I was working on trying to tie this into one of my horoscopes but the idea kept bothering me, at the back of my brian.

It’s about a sense of place. A sense of where someone feels like he or she belongs. I have a list of livable — by my definition — cities in the world. Places where climate, population, arts, culture, access to fishing, indoors, outdoors, where everything comes together.

Recall, this is livable by my definition.

In that original list, San Antonio never figured in. One of my fishing buddies, a Virgo, rated San Antonio quite high. I didn’t get it.
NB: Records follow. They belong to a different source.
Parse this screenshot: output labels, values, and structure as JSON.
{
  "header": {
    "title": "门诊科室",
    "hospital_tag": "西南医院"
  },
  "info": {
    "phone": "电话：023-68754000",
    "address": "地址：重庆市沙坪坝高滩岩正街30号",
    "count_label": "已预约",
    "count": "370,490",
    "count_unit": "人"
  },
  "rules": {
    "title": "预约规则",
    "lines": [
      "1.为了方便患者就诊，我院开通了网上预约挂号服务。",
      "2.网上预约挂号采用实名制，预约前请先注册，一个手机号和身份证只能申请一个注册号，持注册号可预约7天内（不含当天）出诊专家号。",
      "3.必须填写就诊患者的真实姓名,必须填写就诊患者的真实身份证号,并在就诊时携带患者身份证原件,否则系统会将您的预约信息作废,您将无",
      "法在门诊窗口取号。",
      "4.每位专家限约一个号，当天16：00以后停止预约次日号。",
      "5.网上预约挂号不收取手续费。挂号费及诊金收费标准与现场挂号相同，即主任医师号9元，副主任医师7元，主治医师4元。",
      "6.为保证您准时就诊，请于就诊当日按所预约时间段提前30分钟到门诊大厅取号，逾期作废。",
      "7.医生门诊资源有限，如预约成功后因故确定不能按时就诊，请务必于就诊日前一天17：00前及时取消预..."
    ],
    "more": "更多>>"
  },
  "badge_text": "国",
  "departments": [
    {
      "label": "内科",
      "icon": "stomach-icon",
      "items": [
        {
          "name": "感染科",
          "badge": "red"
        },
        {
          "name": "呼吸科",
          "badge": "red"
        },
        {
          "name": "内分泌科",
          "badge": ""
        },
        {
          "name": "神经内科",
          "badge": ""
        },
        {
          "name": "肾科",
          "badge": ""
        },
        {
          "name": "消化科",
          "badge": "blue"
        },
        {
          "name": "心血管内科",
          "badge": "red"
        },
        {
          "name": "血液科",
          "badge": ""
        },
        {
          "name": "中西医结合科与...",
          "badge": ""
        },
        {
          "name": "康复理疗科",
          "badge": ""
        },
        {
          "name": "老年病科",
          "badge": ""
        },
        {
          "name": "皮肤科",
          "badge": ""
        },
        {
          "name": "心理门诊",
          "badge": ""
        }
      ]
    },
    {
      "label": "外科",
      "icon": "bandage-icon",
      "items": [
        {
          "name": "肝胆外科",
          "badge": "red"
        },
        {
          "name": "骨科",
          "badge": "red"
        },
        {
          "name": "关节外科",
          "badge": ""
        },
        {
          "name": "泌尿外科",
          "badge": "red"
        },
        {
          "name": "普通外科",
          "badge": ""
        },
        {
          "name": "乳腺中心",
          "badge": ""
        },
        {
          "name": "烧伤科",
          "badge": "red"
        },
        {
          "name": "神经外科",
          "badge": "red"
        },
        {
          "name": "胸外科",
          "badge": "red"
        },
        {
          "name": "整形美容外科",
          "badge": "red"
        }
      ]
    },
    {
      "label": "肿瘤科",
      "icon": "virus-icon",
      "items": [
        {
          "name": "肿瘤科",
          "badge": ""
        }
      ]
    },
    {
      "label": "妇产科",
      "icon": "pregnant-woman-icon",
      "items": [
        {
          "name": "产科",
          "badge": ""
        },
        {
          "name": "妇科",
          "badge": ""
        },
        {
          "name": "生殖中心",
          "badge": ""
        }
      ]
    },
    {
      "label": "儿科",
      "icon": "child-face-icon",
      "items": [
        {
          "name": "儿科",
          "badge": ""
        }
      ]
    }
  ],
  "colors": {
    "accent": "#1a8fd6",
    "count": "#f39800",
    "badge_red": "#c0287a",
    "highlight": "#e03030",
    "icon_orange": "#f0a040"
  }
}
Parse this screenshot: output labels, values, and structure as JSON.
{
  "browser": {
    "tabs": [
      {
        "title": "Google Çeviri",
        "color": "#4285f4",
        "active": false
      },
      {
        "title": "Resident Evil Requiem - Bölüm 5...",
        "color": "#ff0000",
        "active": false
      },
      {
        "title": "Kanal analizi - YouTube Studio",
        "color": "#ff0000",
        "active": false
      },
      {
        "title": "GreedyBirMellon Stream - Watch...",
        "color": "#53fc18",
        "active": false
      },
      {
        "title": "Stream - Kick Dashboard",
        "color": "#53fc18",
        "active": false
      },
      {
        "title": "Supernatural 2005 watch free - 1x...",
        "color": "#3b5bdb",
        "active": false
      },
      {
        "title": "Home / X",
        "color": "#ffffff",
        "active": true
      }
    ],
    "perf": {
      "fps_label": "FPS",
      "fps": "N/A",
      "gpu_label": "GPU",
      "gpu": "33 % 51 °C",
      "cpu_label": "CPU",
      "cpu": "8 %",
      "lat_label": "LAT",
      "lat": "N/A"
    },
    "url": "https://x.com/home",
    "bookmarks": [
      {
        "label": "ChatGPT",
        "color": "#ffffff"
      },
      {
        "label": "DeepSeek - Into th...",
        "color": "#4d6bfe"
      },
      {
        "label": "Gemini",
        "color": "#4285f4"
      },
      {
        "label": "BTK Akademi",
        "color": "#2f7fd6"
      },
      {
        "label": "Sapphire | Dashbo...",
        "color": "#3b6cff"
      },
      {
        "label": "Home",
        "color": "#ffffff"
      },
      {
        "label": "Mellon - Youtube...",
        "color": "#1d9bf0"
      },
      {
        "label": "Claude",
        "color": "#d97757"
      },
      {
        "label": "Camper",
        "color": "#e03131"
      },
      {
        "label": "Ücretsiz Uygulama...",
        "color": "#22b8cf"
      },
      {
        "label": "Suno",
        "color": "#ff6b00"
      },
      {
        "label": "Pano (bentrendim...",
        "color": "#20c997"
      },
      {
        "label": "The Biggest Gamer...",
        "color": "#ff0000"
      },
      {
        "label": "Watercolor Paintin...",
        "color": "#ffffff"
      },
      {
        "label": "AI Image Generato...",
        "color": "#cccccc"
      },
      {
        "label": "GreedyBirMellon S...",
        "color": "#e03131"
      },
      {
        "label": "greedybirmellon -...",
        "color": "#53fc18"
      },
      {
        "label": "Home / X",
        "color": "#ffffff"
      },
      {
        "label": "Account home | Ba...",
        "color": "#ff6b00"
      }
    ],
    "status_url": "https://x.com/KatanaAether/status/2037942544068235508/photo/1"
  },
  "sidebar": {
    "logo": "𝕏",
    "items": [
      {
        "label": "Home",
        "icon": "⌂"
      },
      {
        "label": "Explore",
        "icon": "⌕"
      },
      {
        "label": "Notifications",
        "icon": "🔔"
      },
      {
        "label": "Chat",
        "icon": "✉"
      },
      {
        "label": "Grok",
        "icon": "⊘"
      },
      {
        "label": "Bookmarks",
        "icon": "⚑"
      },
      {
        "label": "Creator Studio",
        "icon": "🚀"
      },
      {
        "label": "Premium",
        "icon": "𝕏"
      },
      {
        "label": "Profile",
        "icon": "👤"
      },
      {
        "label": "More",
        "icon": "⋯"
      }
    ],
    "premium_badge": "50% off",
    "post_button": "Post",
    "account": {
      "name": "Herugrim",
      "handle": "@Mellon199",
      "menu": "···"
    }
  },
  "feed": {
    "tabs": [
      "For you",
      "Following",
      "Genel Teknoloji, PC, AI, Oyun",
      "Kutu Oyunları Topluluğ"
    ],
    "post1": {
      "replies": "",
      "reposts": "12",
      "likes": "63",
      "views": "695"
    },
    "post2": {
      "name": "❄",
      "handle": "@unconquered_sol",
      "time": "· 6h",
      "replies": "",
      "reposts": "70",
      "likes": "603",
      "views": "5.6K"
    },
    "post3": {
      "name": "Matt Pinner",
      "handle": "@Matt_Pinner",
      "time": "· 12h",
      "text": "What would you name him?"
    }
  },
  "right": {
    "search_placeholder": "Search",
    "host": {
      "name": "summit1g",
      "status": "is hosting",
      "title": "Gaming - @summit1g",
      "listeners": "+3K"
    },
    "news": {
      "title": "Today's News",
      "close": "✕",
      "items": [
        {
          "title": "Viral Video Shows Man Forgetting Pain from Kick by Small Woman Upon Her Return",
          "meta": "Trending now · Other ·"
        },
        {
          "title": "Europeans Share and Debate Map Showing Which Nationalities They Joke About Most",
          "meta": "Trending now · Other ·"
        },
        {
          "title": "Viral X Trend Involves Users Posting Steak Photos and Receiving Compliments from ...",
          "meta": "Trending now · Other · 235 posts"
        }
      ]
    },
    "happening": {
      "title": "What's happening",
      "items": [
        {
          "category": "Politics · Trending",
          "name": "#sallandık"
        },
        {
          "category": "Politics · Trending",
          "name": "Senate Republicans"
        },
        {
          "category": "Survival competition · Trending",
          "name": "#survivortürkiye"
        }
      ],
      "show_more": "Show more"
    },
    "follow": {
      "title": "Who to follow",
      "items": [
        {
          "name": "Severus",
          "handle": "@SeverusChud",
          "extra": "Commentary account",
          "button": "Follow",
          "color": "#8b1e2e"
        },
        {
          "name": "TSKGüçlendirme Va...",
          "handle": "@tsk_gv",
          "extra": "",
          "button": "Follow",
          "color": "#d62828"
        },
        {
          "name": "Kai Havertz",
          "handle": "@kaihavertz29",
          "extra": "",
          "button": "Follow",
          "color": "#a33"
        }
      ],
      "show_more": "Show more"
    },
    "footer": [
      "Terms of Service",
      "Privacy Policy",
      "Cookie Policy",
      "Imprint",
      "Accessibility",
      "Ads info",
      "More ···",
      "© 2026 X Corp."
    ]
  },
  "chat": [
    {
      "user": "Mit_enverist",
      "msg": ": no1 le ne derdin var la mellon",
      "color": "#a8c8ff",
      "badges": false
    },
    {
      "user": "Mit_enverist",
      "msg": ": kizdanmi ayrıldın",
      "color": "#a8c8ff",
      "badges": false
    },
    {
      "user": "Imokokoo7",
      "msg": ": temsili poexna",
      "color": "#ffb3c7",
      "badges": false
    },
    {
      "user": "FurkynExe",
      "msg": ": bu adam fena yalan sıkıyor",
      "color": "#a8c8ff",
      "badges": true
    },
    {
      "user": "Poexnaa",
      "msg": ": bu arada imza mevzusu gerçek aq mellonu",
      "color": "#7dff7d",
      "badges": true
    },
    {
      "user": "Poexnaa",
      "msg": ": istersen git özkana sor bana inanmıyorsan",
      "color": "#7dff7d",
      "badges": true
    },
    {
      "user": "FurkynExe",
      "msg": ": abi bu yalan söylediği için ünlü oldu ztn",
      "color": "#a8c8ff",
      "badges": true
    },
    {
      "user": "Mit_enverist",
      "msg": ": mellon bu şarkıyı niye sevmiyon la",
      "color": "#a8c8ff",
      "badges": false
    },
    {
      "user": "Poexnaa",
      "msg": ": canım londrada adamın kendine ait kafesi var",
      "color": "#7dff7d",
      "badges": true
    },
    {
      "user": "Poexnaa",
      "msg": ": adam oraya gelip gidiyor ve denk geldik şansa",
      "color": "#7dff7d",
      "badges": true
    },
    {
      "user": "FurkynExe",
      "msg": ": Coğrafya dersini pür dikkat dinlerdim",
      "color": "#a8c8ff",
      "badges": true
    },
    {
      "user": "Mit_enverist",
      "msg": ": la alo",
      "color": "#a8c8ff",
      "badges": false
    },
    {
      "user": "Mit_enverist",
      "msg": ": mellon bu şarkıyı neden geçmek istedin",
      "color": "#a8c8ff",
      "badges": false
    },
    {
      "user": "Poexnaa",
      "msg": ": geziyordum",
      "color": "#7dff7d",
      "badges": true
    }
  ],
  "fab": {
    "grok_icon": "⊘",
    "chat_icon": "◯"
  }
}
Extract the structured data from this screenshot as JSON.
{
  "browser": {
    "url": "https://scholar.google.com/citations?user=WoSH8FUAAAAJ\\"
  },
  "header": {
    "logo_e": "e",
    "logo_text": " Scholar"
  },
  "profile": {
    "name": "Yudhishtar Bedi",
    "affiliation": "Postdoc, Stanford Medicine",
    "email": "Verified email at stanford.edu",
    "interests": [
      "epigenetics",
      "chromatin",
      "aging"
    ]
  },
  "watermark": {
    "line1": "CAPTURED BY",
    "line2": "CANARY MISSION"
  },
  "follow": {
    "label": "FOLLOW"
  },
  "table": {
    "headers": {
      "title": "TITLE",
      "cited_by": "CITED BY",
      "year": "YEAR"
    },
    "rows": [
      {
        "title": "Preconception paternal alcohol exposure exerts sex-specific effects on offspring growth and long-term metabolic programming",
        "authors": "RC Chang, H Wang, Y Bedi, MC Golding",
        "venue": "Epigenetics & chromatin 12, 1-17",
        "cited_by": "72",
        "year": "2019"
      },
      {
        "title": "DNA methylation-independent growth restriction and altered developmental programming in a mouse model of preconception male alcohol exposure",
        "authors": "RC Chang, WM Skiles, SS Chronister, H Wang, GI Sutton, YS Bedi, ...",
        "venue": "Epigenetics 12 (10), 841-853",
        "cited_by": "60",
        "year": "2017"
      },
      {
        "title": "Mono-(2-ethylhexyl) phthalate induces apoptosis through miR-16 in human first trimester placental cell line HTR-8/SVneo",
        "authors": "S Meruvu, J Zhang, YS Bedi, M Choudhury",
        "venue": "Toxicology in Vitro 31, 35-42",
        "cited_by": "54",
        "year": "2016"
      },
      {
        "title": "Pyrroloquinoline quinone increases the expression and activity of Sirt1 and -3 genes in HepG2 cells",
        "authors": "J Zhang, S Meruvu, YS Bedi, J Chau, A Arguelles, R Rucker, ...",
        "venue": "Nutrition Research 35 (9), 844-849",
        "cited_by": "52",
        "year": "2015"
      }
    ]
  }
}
Ft. Worth is OK but the winters are a bit harsh. Corpus Christi certainly works, airport, fishing, but the hurricane thing, still, not a deal breaker. Of course I love El Paso, and as a frequent guest, I can claim it as an alternate. Austin is perfect, and there’s not much else on my list.

San Antonio has had, according to a historical marker, 9 governments. Spain, provisional Mexican, Cohuila y Tejas, Mexican Monarchy, Republic of Texas, United States, Confederate States, United States.

That’s with no resources, just off the top of my head and not peeking. There is, I think a French one missing as well as one or more provisional Spanish/Mexican government entities.

Marker said nine different governments and that doesn’t cover the Clovis artifacts that would date back 10,000 years — or more with recent scholarship and new findings.

The place, the people, the land itself, it keeps on giving life. San Antonio is situated on the Southeast flank of the Edwards Aquifer, and part of the history includes immigrants locating here for the water.

Lone Star and Pearl Beer, both chose locations originally adjacent to downtown, for the water source. Neither beer is brewed here any longer, but that was mainstay of the economy at one time.

Having lived throughout the Southwest, and located in mobile, metropolitan conurbations from time to time, I’m used to the idea that a city is fluid and dynamic, along with the populations.

Which is what makes areas, places and people of San Antonio so much the stranger, at times.

Imagine being born, raised, and living and pursuing a career and never leaving the immediate environment. Yet I’ll encounter that in San Antonio, “Puro San Antonio.” Say it with pride. Born, raised, educated, worked, lived, and never really ventured further than a two or three square miles.

South Side, East Side, West Side, neighborhoods get broken down into further geographic and political lines, frequently tied to a school district.

It’s more odd to me, having traipsed around the globe a time or two, the completely provincial sentiment.

However, as I was wandering one afternoon, as I am wont to do, I kept thinking about that number, 9, as in nine different governments, and yet the land — and people — remain the same.

Bexar County Line

It’s a place and a pace, more so than most of my destinations, that is defined by a sense of place. Rather than the transitory nature of place like Austin, San Antonio de Bexar, it’s not going anywhere. The native, the people and the land, has been defined as who they are, long before any of the current governments showed up.

What was important was how the sense of place played into this definition.